Immediately following in vivo imaging, we sacrificed the mice and excised the key organs (heart, liver, kidney, spleen, pancreas) and tumors to quantitatively assess the bio-distribution of the nanodroplets (Figure 5e,f). Figure 5f shows that the fluorescence signals in the tumors of group 1 was significantly higher than the rest of the groups (1.6± 0.4-fold, 2.4± 0.6-fold and 2.2± 0.6-fold higher than groups 2, 3, and 4 respectively). In addition, fluorescence signals in the tumors of groups 3 and 4 were relatively low but detectable.
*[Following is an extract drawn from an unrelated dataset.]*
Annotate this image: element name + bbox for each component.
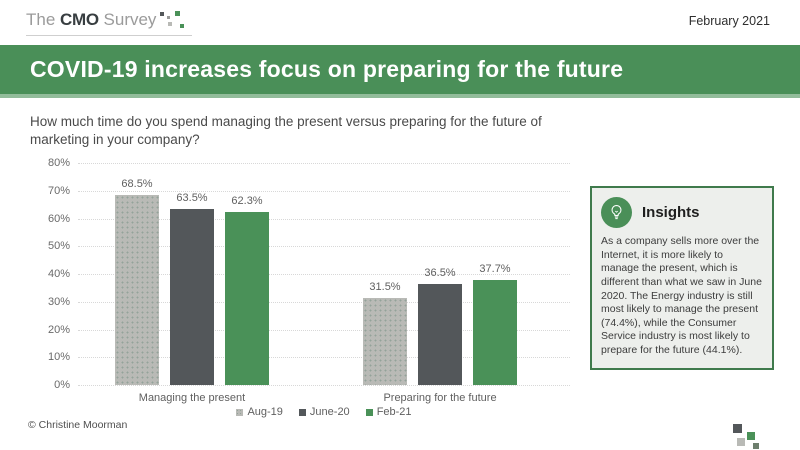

This small amount of fluorescence signals could be due to non-specific uptake and/or the enhanced permeability and retention effects of the non-targeted nanodroplets[50]. The slightly higher fluorescence signals in the tumors from group 2 with targeted nanodroplets compared to that from non-targeted nanodroplets in groups 3 and 4 (1.5± 0.4-fold and1.4± 0.4-fold, respectively) is likely due to minimal GRPR expression of the DU145 cells, as observed in our in vitro evaluation (Figure 4b). Further, fluorescence quantification shows that in addition to tumor uptake, both targeted and non-targeted nanodroplets accumulated in the spleen and liver while negligible signals were detected in the other organs due to the elimination by the reticuloendothelial system (Figure 5f). Pilot toxicity studies on healthy male mice show no adverse effect on the total blood count, relative to clinical pathology reference ranges (Supplementary Table S1), or visible damage to any tissue of key organs by histology (Figure 5g) after 14 days of intravenous nanodroplet injection (1×1010 nanodroplets).

Conclusions

UHF-RF-acoustic imaging is a low-cost, portable, and non-ionizing imaging technique for deep-tissue imaging. It provides imaging penetration near 10 centimeters with ultrasound resolution in tissue. The main obstacle to extend UHF-RF-acoustic imaging to molecular imaging application is the lack of imaging contrast agents. In this study, we developed an approach to produce the stable all liquid UHF-RF-acoustic contrast agent using saline and non-toxic surfactants. We show that our contrast agents can produce 1600 times higher UHF-RF-acoustic signals than concentration-matched iron-oxide nanoparticles. Finally, we demonstrated in vivo UHF-RF-acoustic molecular imaging using the targeted nanodroplets in a prostate cancer xenograft mouse model expressing GRPR. We expect these findings will accelerate the development of UHF-RF-acoustic molecular imaging for other cell surface targets and various disease states. In addition, the finding that perfluorocarbon liquid can stabilize high ionic liquid into stable nanodroplets will also benefit the development of nanocarriers to deliver high ionic prodrugs for disease treatment.